Well as Clint said the blog is now a week old and for this past week I was contemplating about whether or not I should co-write this blog with him. When he mentioned the idea to me all I could think about was a blog he wrote a while ago, and let be frank, it might have been the gayest thing I’ve ever seen. It was like diary of things that he did during the day. He would describe every insignificant detail, like what he ate for breakfast or what he watched on TV at night. No thanks, not for me pal, which explains my delayed arrival. But after reading the first few posts I think I nearly wet myself and the debate was over.
Now that I’m on board let me share a little bit of my background. I’m a CT boy born and raised, and no not the White Trash (WT) part of CT, the area just outside The Big City. As I’m sure you have figured out I am a die hard baseball fan. Make no mistake I am not one of those annoying fans who thinks they know every baseball stat on the face of the Earth and thinks their insight and knowledge is gospel. I have actually played the game, and I don’t mean T-Ball when I was 7, I played into college, in fact Clint and I played at the same school, heck we were roommates.

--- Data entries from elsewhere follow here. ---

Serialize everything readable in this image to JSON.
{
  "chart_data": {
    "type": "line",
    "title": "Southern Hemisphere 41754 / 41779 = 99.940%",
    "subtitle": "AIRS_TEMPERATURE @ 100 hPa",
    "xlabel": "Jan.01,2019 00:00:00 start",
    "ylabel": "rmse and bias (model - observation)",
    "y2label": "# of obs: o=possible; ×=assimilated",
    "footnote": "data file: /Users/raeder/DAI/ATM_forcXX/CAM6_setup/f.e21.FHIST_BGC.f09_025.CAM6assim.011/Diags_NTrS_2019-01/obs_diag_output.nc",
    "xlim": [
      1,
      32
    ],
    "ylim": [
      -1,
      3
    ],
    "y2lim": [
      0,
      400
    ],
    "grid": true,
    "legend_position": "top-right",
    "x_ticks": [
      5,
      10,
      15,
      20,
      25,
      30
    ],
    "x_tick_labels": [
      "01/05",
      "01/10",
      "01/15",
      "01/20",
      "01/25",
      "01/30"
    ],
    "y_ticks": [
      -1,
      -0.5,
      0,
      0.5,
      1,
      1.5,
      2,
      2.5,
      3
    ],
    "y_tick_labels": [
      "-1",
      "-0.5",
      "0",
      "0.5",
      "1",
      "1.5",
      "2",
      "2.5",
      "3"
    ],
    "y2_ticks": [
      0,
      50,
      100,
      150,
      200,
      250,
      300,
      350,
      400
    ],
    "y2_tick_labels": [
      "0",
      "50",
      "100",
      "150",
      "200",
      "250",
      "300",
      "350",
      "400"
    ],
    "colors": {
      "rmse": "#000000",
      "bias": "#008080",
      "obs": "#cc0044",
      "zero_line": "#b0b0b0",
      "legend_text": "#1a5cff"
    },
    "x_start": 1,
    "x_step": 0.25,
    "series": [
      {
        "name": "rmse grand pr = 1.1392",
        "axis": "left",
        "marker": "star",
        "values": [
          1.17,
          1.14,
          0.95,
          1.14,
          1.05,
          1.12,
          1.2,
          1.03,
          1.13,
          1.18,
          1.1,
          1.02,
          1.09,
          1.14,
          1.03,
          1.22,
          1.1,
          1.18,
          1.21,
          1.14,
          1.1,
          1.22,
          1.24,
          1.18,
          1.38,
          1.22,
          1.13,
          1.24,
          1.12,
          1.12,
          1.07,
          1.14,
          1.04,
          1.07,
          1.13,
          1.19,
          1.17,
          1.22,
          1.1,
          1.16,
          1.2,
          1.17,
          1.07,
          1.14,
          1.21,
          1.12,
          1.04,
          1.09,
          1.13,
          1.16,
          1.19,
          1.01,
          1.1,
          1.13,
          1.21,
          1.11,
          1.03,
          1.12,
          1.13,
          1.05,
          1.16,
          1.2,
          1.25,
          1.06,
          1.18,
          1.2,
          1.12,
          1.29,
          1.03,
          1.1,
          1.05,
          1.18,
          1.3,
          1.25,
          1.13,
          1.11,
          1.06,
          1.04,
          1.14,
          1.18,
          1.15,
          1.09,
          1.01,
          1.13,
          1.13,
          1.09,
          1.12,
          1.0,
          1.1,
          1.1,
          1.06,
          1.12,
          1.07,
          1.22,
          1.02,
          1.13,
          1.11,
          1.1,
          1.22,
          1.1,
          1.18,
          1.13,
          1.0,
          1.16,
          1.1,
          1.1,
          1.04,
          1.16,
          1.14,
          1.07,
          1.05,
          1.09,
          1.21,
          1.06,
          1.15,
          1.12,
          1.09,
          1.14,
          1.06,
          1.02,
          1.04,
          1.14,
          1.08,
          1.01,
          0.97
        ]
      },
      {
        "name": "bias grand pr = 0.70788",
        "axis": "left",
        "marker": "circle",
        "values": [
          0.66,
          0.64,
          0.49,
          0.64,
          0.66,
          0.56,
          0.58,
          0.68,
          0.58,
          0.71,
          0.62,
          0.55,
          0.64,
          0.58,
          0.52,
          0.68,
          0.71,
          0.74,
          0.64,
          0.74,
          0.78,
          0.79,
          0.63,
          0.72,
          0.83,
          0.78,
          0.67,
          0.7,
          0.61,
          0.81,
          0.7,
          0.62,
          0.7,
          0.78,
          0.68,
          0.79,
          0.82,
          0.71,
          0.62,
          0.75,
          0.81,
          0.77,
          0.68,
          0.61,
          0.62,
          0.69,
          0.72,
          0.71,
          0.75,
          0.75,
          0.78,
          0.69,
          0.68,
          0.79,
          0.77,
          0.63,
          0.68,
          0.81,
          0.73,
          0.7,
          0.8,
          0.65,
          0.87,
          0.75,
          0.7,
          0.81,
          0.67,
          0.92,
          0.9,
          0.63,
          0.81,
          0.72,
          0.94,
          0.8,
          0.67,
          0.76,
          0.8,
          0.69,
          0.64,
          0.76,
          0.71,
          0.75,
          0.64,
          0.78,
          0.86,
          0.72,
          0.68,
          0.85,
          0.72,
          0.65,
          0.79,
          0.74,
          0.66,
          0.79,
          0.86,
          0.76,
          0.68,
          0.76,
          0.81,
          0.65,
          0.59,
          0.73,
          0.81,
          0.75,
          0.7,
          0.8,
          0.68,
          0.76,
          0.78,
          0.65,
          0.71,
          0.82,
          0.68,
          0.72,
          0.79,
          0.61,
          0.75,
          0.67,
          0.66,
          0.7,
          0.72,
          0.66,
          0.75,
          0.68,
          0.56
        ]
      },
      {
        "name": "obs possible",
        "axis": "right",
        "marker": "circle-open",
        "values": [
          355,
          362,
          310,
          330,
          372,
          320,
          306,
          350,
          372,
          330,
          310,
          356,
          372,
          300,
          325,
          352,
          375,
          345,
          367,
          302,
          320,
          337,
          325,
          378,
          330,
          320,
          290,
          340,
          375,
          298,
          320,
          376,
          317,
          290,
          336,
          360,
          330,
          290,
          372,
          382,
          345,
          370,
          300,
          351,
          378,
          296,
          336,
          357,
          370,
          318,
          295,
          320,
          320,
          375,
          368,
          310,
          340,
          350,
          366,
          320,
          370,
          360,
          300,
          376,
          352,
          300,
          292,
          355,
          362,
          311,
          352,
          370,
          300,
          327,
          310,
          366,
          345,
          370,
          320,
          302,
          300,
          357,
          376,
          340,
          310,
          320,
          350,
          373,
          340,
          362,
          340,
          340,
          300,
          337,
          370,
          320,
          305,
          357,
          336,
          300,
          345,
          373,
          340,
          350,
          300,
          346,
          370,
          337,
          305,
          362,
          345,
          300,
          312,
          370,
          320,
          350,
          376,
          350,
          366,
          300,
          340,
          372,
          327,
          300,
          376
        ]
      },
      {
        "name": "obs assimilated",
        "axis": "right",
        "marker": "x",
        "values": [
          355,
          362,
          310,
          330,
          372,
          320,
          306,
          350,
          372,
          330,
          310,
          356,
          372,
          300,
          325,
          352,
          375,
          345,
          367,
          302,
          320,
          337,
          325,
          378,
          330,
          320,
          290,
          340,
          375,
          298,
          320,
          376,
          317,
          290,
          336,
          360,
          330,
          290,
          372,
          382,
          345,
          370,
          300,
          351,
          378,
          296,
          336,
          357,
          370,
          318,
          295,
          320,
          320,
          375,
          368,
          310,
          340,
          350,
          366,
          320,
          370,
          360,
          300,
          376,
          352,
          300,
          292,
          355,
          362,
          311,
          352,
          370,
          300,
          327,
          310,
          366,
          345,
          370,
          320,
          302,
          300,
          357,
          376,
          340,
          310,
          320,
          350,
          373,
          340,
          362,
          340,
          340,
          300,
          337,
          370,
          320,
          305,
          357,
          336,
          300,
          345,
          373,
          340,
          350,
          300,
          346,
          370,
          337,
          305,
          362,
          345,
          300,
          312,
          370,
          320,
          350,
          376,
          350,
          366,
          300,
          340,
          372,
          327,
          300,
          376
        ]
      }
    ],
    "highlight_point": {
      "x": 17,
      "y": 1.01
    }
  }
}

I am a true Yankees fan meaning, I rooted for them before they dominated the world starting 1996 to the present day, probably around 1990 and 1991. My second favorite team might have to go to the Reds. Clint turned me on to the Reds a while ago. I think what truly did it was when shots were brought to me every time a homerun was hit, and as we know balls fly out of that ballpark like it’s a fucking circus. Talk about a blackout session, who even won that game Clint? Yeah, we have gone to a bunch of games at The Great American Ballpark and we have a blast (when Clint doesn’t get us kicked out). One time when Clint was doing his usual player bashing, this time directed at Brian Jordan. B.J lost it, worse then Jose Mesa, he pointed he bat at Clint threatening him saying “I am gonna to take you out back and beatcha if you don’t get out of here!” After his death threat we were booted from the stadium, the douche never touched us, and we stumbled the closest bar. After that sensitive prick blew up at us we gave him Clint and ours famous “Can’t Hit Your Own Weight” trophy. We will post the full list a little later and you can count on more posts from me.